あいつのマンションはそれまた近くにあった。座ってた場所のすぐ奥、二階建てのマンションで、二階の方、右から二番目の部屋がそれだった。
うん、広かった。一人暮らしにしては、マンションってのもおかしいけど、この広さも贅沢すぎてた。明るい肌色の電灯が大きなテレビと真っ黒なテーブルを照らしてたのが印象に残ってるなあ。そのテーブルの上に基盤とか配線、ドライバー類がごちゃごちゃに置いてあったんだよ。まるで、
「どう、俺のアジト。」
にやりと笑うあいつはかっこいいんだよな。この時もかっこよかった。彼はどうやらアジトとやらに招き入れてくれたようだった。アジトにしてはこんなに簡単に人を入れていいものだろうかと思ったんだけど、僕の目はその机の上のごちゃごちゃに目を奪われてた。
「これ、なにを作ってるの?」
「これは遠隔操作できるようにしたやつ。」
何を遠隔操作できるようにしたのかを聞きたかったけど、なんだか僕にとってはあまりにもレベルが高そうなことをしてるんじゃないかと思って雰囲気にのまれちゃってさ、まぁ要するにびびったわけ。だからちょっとだけさ、このゴーグルをつけたやつが変な、というよりも不審な人間に思えてきちゃってさ、急に恐くなったわけ。
「お前にさ、プログラムの方を担当してもらいたいんだよ。」
わお。そう思ったね。仕事を任せられちゃったよ。出会ってまだちょっとしか経ってないのにさ。ほんと、現実でこんな加速度的に急に展開していくことってあるんだね。恐さなんてもう忘れたよ。

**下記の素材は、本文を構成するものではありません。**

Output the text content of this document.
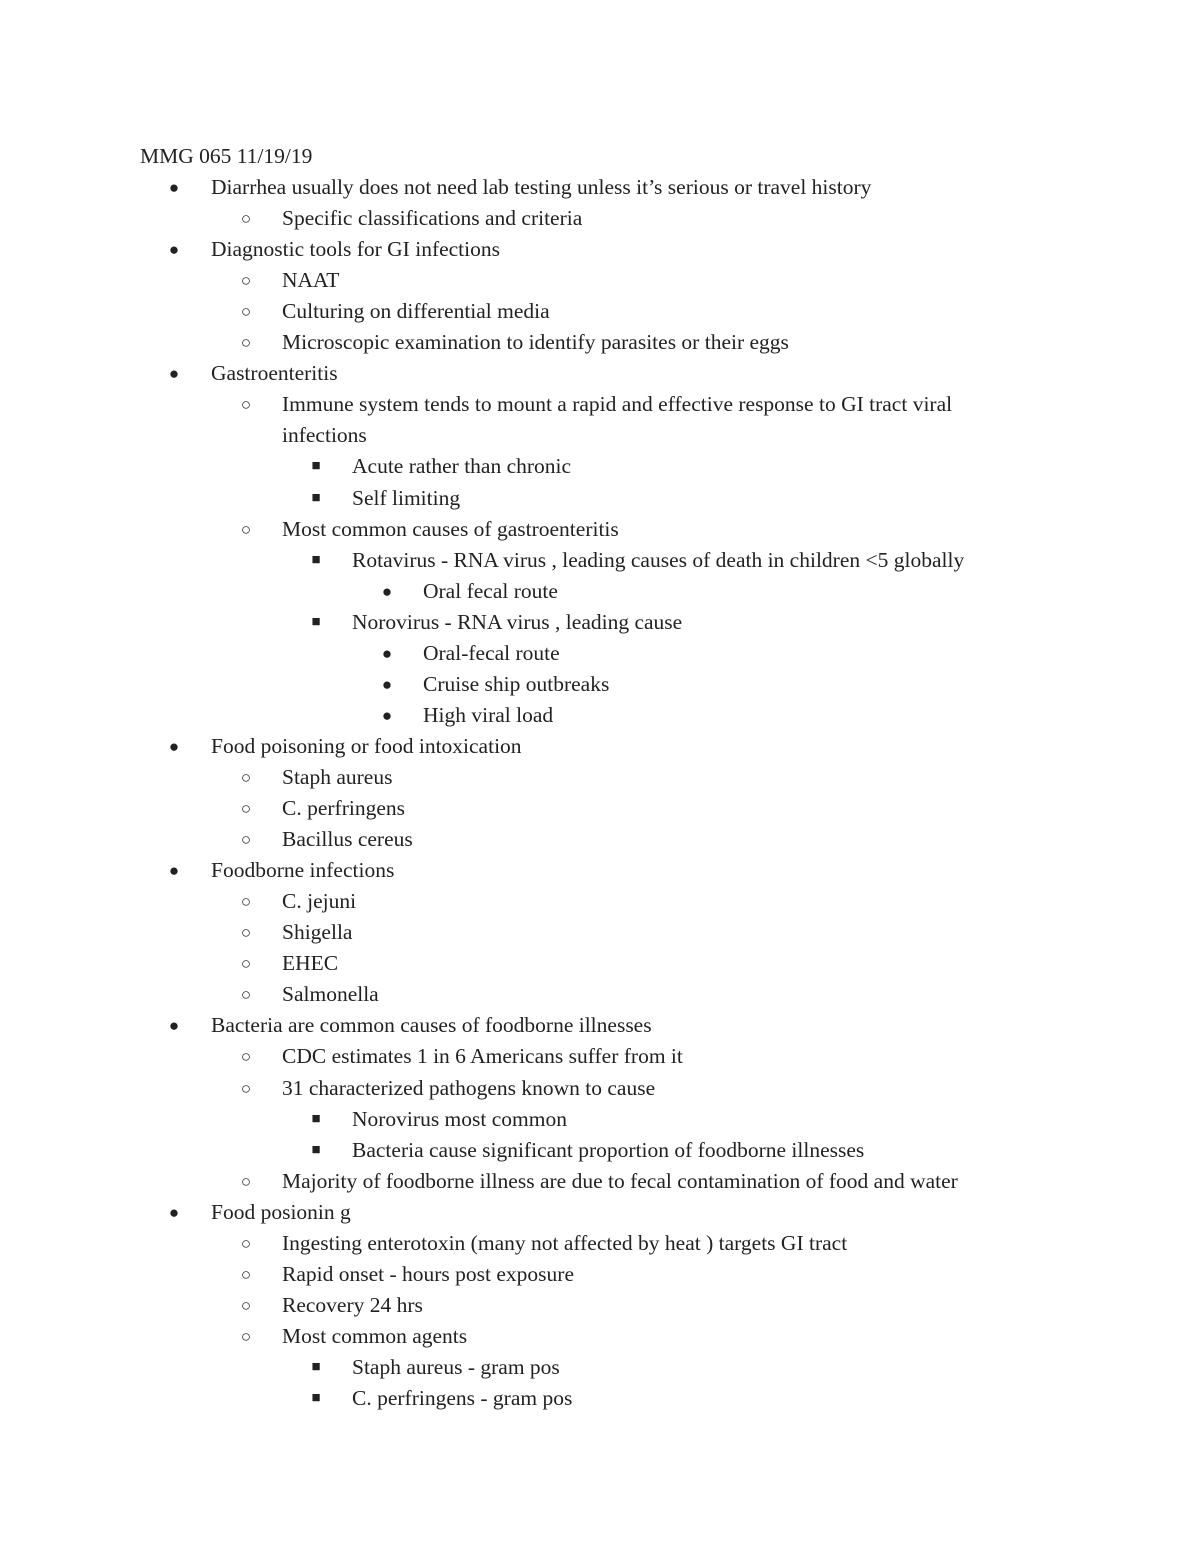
MMG 065 11/19/19
● Diarrhea usually does not need lab testing unless it’s serious or travel history
○ Specific classifications and criteria
● Diagnostic tools for GI infections
○ NAAT
○ Culturing on differential media
○ Microscopic examination to identify parasites or their eggs
● Gastroenteritis
○ Immune system tends to mount a rapid and effective response to GI tract viral
infections
■ Acute rather than chronic
■ Self limiting
○ Most common causes of gastroenteritis
■ Rotavirus - RNA virus , leading causes of death in children <5 globally
● Oral fecal route
■ Norovirus - RNA virus , leading cause
● Oral-fecal route
● Cruise ship outbreaks
● High viral load
● Food poisoning or food intoxication
○ Staph aureus
○ C. perfringens
○ Bacillus cereus
● Foodborne infections
○ C. jejuni
○ Shigella
○ EHEC
○ Salmonella
● Bacteria are common causes of foodborne illnesses
○ CDC estimates 1 in 6 Americans suffer from it
○ 31 characterized pathogens known to cause
■ Norovirus most common
■ Bacteria cause significant proportion of foodborne illnesses
○ Majority of foodborne illness are due to fecal contamination of food and water
● Food posionin g
○ Ingesting enterotoxin (many not affected by heat ) targets GI tract
○ Rapid onset - hours post exposure
○ Recovery 24 hrs
○ Most common agents
■ Staph aureus - gram pos
■ C. perfringens - gram pos
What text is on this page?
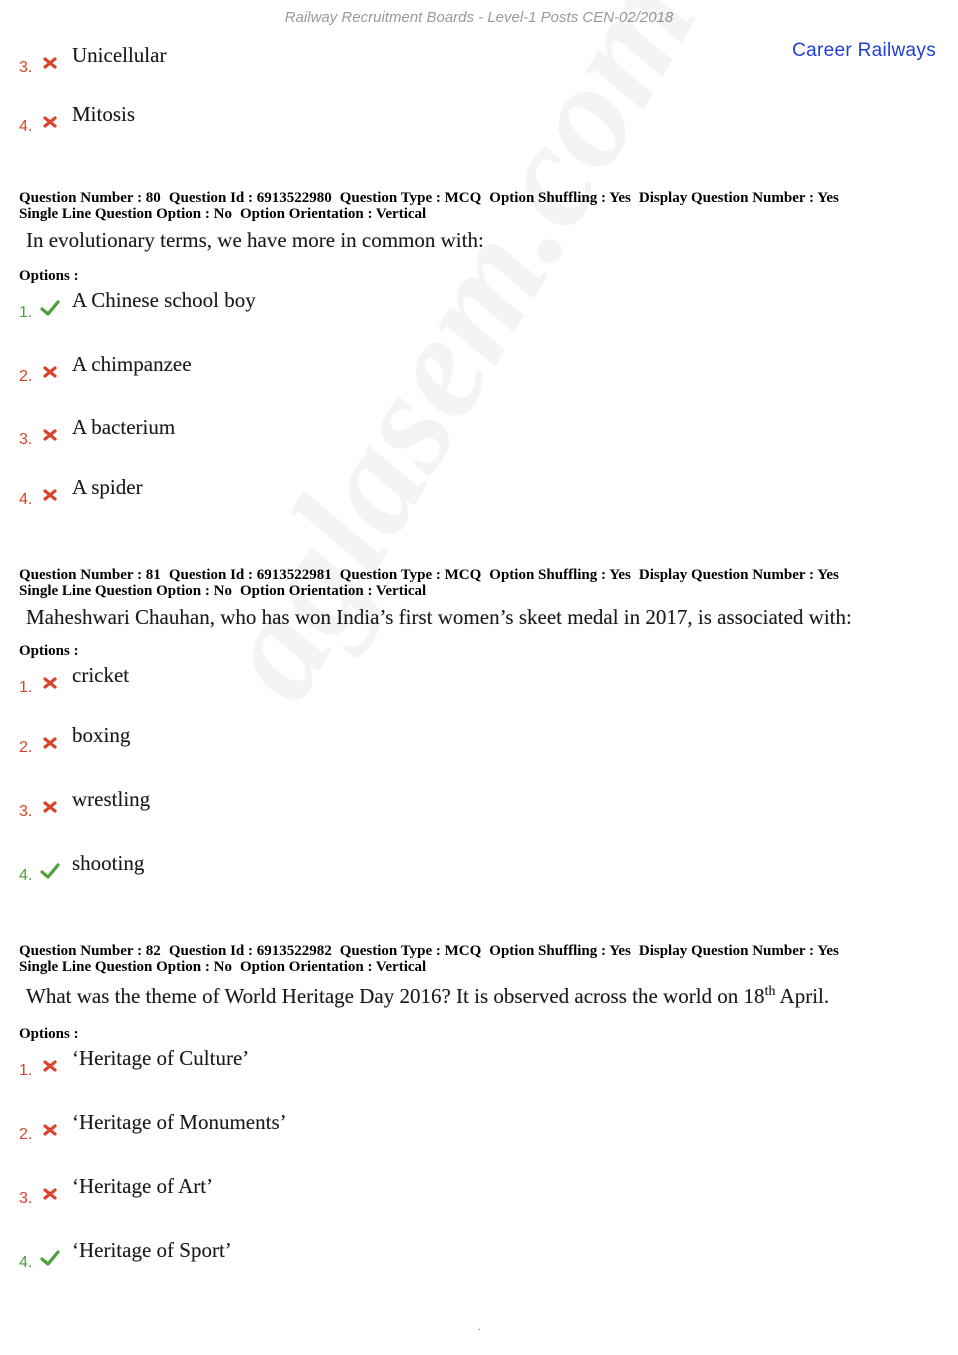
Railway Recruitment Boards - Level-1 Posts CEN-02/2018
Career Railways
3.
Unicellular
4.
Mitosis
Question Number : 80 Question Id : 6913522980 Question Type : MCQ Option Shuffling : Yes Display Question Number : Yes
Single Line Question Option : No Option Orientation : Vertical
In evolutionary terms, we have more in common with:
Options :
1.
A Chinese school boy
2.
A chimpanzee
3.
A bacterium
4.
A spider
Question Number : 81 Question Id : 6913522981 Question Type : MCQ Option Shuffling : Yes Display Question Number : Yes
Single Line Question Option : No Option Orientation : Vertical
Maheshwari Chauhan, who has won India’s first women’s skeet medal in 2017, is associated with:
Options :
1.
cricket
2.
boxing
3.
wrestling
4.
shooting
Question Number : 82 Question Id : 6913522982 Question Type : MCQ Option Shuffling : Yes Display Question Number : Yes
Single Line Question Option : No Option Orientation : Vertical
What was the theme of World Heritage Day 2016? It is observed across the world on 18th April.
Options :
1.
‘Heritage of Culture’
2.
‘Heritage of Monuments’
3.
‘Heritage of Art’
4.
‘Heritage of Sport’
.
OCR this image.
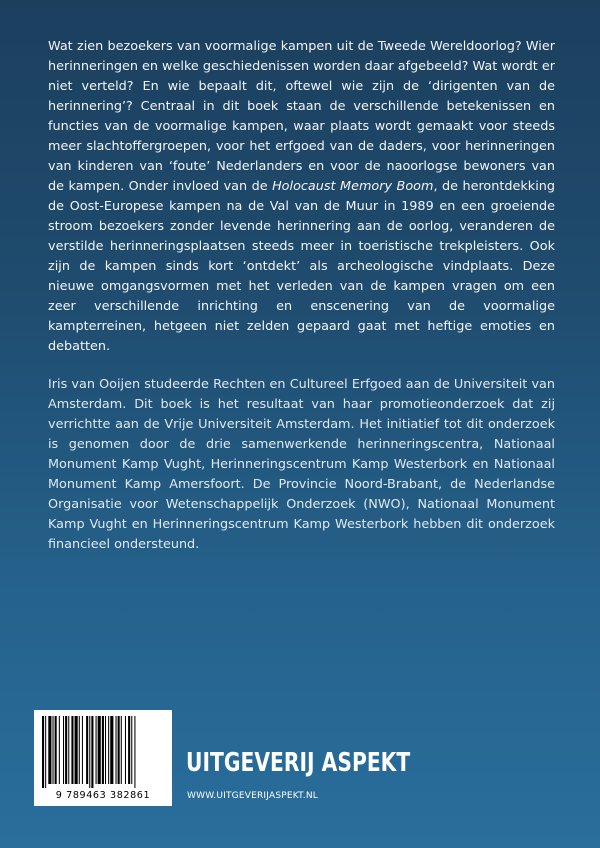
Wat zien bezoekers van voormalige kampen uit de Tweede Wereldoorlog? Wier herinneringen en welke geschiedenissen worden daar afgebeeld? Wat wordt er niet verteld? En wie bepaalt dit, oftewel wie zijn de ‘dirigenten van de herinnering’? Centraal in dit boek staan de verschillende betekenissen en functies van de voormalige kampen, waar plaats wordt gemaakt voor steeds meer slachtoffergroepen, voor het erfgoed van de daders, voor herinneringen van kinderen van ‘foute’ Nederlanders en voor de naoorlogse bewoners van de kampen. Onder invloed van de Holocaust Memory Boom, de herontdekking de Oost-Europese kampen na de Val van de Muur in 1989 en een groeiende stroom bezoekers zonder levende herinnering aan de oorlog, veranderen de verstilde herinneringsplaatsen steeds meer in toeristische trekpleisters. Ook zijn de kampen sinds kort ‘ontdekt’ als archeologische vindplaats. Deze nieuwe omgangsvormen met het verleden van de kampen vragen om een zeer verschillende inrichting en enscenering van de voormalige kampterreinen, hetgeen niet zelden gepaard gaat met heftige emoties en debatten.

Iris van Ooijen studeerde Rechten en Cultureel Erfgoed aan de Universiteit van Amsterdam. Dit boek is het resultaat van haar promotieonderzoek dat zij verrichtte aan de Vrije Universiteit Amsterdam. Het initiatief tot dit onderzoek is genomen door de drie samenwerkende herinneringscentra, Nationaal Monument Kamp Vught, Herinneringscentrum Kamp Westerbork en Nationaal Monument Kamp Amersfoort. De Provincie Noord-Brabant, de Nederlandse Organisatie voor Wetenschappelijk Onderzoek (NWO), Nationaal Monument Kamp Vught en Herinneringscentrum Kamp Westerbork hebben dit onderzoek financieel ondersteund.

9 789463 382861
UITGEVERIJ ASPEKT
WWW.UITGEVERIJASPEKT.NL
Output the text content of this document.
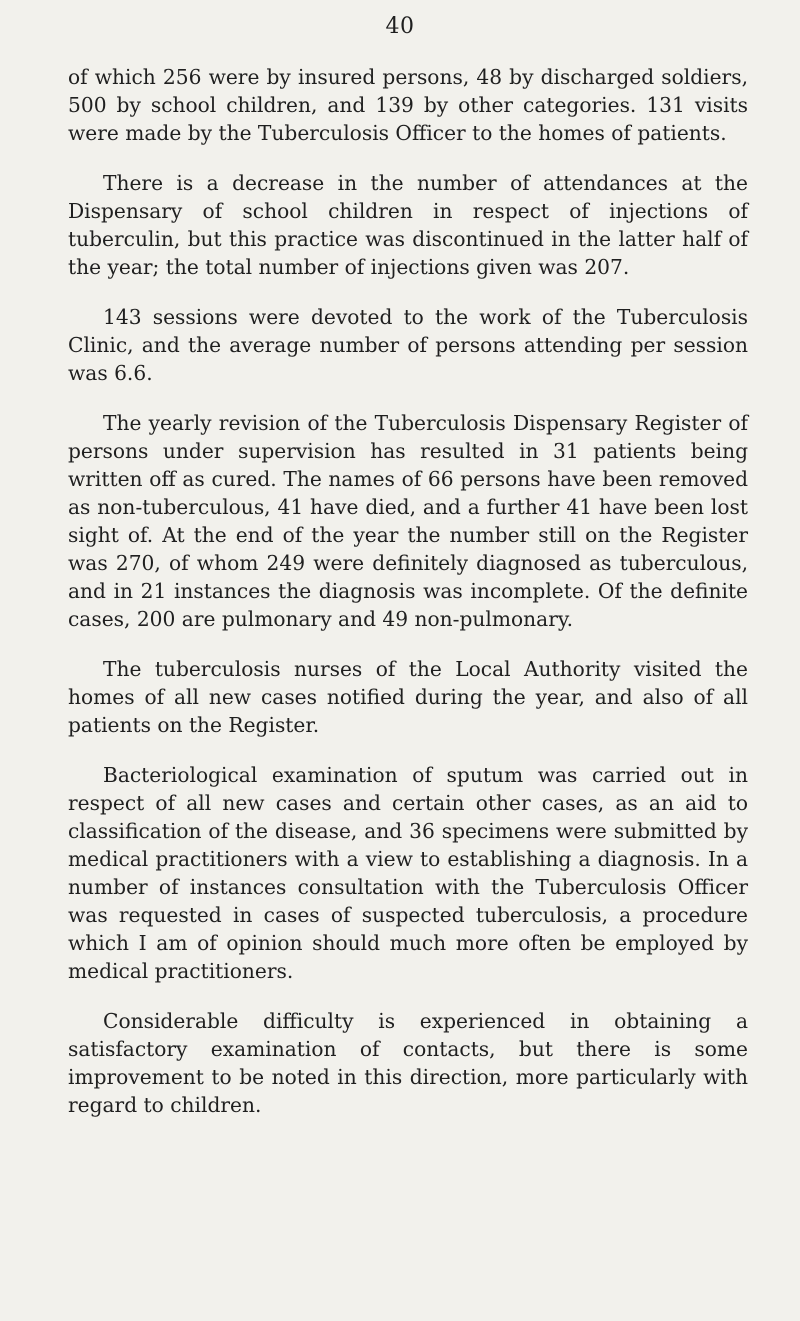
40

of which 256 were by insured persons, 48 by discharged soldiers, 500 by school children, and 139 by other categories. 131 visits were made by the Tuberculosis Officer to the homes of patients.

There is a decrease in the number of attendances at the Dispensary of school children in respect of injections of tuberculin, but this practice was discontinued in the latter half of the year; the total number of injections given was 207.

143 sessions were devoted to the work of the Tuberculosis Clinic, and the average number of persons attending per session was 6.6.

The yearly revision of the Tuberculosis Dispensary Register of persons under supervision has resulted in 31 patients being written off as cured. The names of 66 persons have been removed as non-tuberculous, 41 have died, and a further 41 have been lost sight of. At the end of the year the number still on the Register was 270, of whom 249 were definitely diagnosed as tuberculous, and in 21 instances the diagnosis was incomplete. Of the definite cases, 200 are pulmonary and 49 non-pulmonary.

The tuberculosis nurses of the Local Authority visited the homes of all new cases notified during the year, and also of all patients on the Register.

Bacteriological examination of sputum was carried out in respect of all new cases and certain other cases, as an aid to classification of the disease, and 36 specimens were submitted by medical practitioners with a view to establishing a diagnosis. In a number of instances consultation with the Tuberculosis Officer was requested in cases of suspected tuberculosis, a procedure which I am of opinion should much more often be employed by medical practitioners.

Considerable difficulty is experienced in obtaining a satisfactory examination of contacts, but there is some improvement to be noted in this direction, more particularly with regard to children.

言い忘れたけれど僕は19歳。他社承認せずに他社承認の蜜が欲しい時期なんだよ。だからね、もう、脳ミソの回路が焼けきれちゃってさ、舞い上がっちゃったわけ。すごいやつになんだか認められたような気がしてさ。だからもう、oKだよ。さっきまでの不安が逆位相でさ、えんどるふぃんノルアドレナリン全開だったわけだよ。ガキだよね。ほんと。こう書いてるいまもしみじみ思っちゃうよ。
「いいよ。僕がやるよ。他に仲間とかいるの?」
できあがっちゃってるでしょ。
「仲間は、いない。いままでは一人でやってきたんだけどさ、とうとうプログラムのほうで詰まっちゃってさー。」
どうやら僕が最初の仲間とやらであったようだ。いやあ、このときの僕ってさ、ほんと紙切れぐらいの強さだったからさ、また不安になったわけだよ。この人、僕の力を過信しすぎてる…ってね。力だよ。19で力だよ。
「で、でもさ、僕ほんとにプログラムちょっと習った程度だからさ、全然力になれないと思うし…もっとすごい人いっぱいいるから…」
さっきはやるよとかね。言ったのにね。
「いや、お前だ。」
ゴーグルごしの目は見えなかったけどさ、整った顔立ちでさ、口をきゅっと結んで真正面に実際にこう言われるとね。メロメロになっちゃうんです。いや、その 気 はないけどね。ただあいつの唇は自慢できるくらい美しいんだよこれが。いや、その 気 はないんだけどね。
こうして、僕らは世界の片隅のマンションの一室で仲間となり、世界に歯向かってゆくのであったー。